Immunological and clinical profile of adult patients with selective immunoglobulin subclass deficiency: response to intravenous immunoglobulin therapy

Abstract

Selective immunoglobulin (Ig)G3 subclass deficiency in adults, especially its immunological profile, has not been described previously in detail. Therefore, a retrospective chart review was conducted to characterize the immune profile and clinical manifestations in adult patients with selective IgG3 deficiency. We reviewed the charts of 17 adult patients attending our subspeciality immunology clinic with a diagnosis of selective IgG3 deficiency. The following immunological test results were recorded: lymphocyte subsets, proliferative response to mitogens (phytohaemagglutinin, concanavalin A, pokeweed mitogen) and soluble antigens (mumps, Candida albicans, tetanus toxoid), specific antibody response to tetanus toxoid and pneumococcal antigens, neutrophil oxidative burst and natural killer cell cytotoxicity.

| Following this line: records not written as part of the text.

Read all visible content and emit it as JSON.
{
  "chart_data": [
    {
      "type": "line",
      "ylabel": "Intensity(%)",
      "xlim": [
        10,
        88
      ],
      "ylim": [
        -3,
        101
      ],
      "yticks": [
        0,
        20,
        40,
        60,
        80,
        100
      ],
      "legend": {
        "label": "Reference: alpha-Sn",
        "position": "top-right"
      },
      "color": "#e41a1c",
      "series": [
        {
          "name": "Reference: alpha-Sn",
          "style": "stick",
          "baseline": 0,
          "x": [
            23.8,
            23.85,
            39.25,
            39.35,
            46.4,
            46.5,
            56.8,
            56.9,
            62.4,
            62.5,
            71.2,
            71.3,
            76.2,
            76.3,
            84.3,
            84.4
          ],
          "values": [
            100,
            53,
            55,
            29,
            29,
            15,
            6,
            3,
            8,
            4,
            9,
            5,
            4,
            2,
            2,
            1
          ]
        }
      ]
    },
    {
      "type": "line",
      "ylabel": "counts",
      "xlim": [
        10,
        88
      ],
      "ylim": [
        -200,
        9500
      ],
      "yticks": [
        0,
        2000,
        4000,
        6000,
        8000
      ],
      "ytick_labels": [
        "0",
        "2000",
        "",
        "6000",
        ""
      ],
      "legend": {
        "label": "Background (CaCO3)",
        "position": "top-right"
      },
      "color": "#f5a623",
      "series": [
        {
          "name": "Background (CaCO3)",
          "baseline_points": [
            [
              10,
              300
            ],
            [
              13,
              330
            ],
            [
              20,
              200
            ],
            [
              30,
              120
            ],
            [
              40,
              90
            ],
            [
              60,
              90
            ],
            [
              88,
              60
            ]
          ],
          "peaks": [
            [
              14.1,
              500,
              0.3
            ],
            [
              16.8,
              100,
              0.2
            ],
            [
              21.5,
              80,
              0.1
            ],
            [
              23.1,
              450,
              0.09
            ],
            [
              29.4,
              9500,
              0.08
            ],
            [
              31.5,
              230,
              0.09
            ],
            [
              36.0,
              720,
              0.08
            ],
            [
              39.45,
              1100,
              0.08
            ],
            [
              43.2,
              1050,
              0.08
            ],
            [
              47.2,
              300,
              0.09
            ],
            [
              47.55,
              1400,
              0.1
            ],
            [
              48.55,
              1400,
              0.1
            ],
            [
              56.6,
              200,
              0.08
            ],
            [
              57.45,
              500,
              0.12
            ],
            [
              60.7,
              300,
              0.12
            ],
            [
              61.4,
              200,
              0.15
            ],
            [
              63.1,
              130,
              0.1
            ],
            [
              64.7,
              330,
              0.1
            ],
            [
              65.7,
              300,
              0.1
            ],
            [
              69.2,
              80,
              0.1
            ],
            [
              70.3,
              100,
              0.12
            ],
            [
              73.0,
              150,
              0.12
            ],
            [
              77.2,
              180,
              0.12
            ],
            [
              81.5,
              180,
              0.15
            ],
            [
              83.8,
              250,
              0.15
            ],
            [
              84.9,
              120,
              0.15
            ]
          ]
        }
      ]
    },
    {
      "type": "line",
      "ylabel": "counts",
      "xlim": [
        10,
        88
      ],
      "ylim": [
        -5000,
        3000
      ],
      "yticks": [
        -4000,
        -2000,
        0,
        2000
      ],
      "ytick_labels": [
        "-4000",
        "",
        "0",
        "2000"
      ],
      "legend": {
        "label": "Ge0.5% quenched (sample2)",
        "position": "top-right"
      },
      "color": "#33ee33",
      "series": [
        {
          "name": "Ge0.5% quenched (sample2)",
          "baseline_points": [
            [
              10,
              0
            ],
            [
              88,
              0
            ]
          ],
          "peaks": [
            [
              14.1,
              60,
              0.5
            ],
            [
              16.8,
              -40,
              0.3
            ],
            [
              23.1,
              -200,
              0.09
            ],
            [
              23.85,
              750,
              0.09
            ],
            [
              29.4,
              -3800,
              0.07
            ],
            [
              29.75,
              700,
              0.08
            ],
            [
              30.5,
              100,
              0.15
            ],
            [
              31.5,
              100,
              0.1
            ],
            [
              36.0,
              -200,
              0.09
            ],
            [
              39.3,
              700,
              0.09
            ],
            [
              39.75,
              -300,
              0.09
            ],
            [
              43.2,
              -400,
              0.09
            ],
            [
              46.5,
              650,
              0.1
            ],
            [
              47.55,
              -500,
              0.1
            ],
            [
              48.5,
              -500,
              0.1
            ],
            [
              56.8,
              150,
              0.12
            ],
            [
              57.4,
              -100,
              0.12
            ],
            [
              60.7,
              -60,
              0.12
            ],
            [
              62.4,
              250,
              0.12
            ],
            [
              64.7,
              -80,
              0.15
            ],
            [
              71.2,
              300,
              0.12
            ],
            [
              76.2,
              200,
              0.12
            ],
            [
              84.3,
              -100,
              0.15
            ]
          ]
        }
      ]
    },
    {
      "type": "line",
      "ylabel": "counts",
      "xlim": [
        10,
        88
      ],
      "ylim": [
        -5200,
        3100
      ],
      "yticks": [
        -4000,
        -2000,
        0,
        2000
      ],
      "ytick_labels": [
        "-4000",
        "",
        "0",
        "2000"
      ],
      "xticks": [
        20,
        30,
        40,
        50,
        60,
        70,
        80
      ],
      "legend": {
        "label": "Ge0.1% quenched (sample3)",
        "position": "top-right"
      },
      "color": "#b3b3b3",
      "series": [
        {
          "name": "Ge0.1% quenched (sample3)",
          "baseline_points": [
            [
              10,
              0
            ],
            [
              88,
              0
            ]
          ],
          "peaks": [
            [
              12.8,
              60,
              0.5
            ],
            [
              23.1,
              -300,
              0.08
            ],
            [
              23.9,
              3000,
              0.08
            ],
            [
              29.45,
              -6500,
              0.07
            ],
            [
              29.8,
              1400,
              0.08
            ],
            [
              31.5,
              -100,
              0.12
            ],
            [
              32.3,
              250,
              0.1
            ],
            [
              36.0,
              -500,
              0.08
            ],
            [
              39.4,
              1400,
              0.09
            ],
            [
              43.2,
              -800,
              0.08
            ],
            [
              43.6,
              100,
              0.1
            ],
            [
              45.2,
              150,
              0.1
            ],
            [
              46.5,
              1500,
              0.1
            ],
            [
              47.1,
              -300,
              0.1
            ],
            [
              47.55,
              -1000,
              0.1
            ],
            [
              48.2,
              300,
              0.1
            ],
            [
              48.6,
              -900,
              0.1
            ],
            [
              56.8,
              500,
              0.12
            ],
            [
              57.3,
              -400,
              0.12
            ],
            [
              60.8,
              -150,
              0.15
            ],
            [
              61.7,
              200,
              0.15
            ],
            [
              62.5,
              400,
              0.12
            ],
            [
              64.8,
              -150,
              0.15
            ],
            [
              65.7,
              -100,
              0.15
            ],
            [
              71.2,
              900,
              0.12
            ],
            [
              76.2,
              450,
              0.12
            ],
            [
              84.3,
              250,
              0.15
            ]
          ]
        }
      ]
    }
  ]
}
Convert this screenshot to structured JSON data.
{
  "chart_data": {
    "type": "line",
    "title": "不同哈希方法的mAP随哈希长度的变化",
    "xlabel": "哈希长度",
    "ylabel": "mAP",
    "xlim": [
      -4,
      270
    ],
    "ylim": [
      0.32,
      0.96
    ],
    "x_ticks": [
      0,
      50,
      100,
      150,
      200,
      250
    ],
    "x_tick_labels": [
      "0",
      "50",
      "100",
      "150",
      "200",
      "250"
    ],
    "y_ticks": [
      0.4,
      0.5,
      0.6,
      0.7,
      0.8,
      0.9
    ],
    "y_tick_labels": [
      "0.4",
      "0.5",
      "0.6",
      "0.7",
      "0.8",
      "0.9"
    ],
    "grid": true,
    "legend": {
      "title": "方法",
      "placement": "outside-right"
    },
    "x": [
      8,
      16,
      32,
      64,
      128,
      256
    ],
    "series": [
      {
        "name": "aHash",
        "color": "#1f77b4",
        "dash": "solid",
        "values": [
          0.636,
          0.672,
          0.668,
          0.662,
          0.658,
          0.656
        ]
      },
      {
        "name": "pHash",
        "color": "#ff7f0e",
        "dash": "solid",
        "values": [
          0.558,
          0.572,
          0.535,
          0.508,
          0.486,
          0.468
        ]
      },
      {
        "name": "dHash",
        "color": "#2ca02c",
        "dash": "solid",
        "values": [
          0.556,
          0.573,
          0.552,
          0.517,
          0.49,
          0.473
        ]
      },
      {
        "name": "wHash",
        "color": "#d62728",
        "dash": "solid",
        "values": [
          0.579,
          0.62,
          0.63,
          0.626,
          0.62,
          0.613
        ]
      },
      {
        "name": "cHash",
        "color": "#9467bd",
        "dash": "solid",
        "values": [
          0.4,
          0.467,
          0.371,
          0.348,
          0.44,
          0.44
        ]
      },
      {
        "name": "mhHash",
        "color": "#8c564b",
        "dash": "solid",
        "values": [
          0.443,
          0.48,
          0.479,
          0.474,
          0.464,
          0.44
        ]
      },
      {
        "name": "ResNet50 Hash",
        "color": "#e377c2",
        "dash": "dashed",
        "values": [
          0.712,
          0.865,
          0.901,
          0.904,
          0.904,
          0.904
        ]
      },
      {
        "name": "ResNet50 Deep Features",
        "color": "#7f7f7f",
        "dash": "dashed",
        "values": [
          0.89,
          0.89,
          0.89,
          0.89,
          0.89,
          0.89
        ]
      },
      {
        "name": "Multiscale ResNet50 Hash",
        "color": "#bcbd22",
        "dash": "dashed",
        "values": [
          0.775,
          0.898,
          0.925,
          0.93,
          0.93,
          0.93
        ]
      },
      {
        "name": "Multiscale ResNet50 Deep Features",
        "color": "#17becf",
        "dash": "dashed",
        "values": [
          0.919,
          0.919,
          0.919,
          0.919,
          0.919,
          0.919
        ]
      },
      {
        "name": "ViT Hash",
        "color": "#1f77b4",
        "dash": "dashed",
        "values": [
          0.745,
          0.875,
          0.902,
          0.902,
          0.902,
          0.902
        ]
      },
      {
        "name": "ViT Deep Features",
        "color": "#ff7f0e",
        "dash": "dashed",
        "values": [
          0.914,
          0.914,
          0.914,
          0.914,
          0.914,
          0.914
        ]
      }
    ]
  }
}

In addition, we recorded information about the types of infections and other associated diseases, and response to intravenous immunoglobulin therapy (IVIG). In the majority of patients, lymphocyte subsets were normal. Proliferative responses to mitogens and antigens were decreased in 33% and 40% of patients, respectively. Specific antibody responses to tetanus were normal; however, responses to various pneumococcal serotypes were impaired in a subset of patients. Patients suffered from recurrent upper respiratory tract infections, which usually decreased in frequency and severity following treatment with IVIG. The majority of these patients also had concurrent atopic diseases in the form of allergic rhinitis or asthma. Selective IgG3 subclass deficiency should be considered in adults with recurrent upper respiratory tract infections with or without allergic rhinitis or asthma, who may have normal levels of total IgG. IVIG appears to be an effective therapy.

Fig. 1

Top panel: each point represents percentage of total lymphocytes for an individual patient. Bottom panel: each point represents the absolute lymphocyte count for an individual patient. Horizontal lines indicate upper and lower limits of normal for each lymphocyte subset. (a) CD3⁺ T cells; (b) CD3⁺CD4⁺ helper T cells; (c) CD3⁺CD8⁺ T cells; (d) CD3^–CD19⁺ B cells; (e) CD3^–CD16⁺CD56⁺ natural killer (NK) cells.

Fig. 2

Each point represents counts for an individual patient. Horizontal lines indicate upper and lower limits of normal for each mitogen or antigen tested. (a) Response to mitogen phytohaemagglutinin (PHA); (b) response to mitogen concavalin A (ConA); (c) response to pokeweed mitogen (PWM); (d) response to antigen mumps virus; (e) response to antigen Candida albicans; (f) response to antigen tetanus toxoid.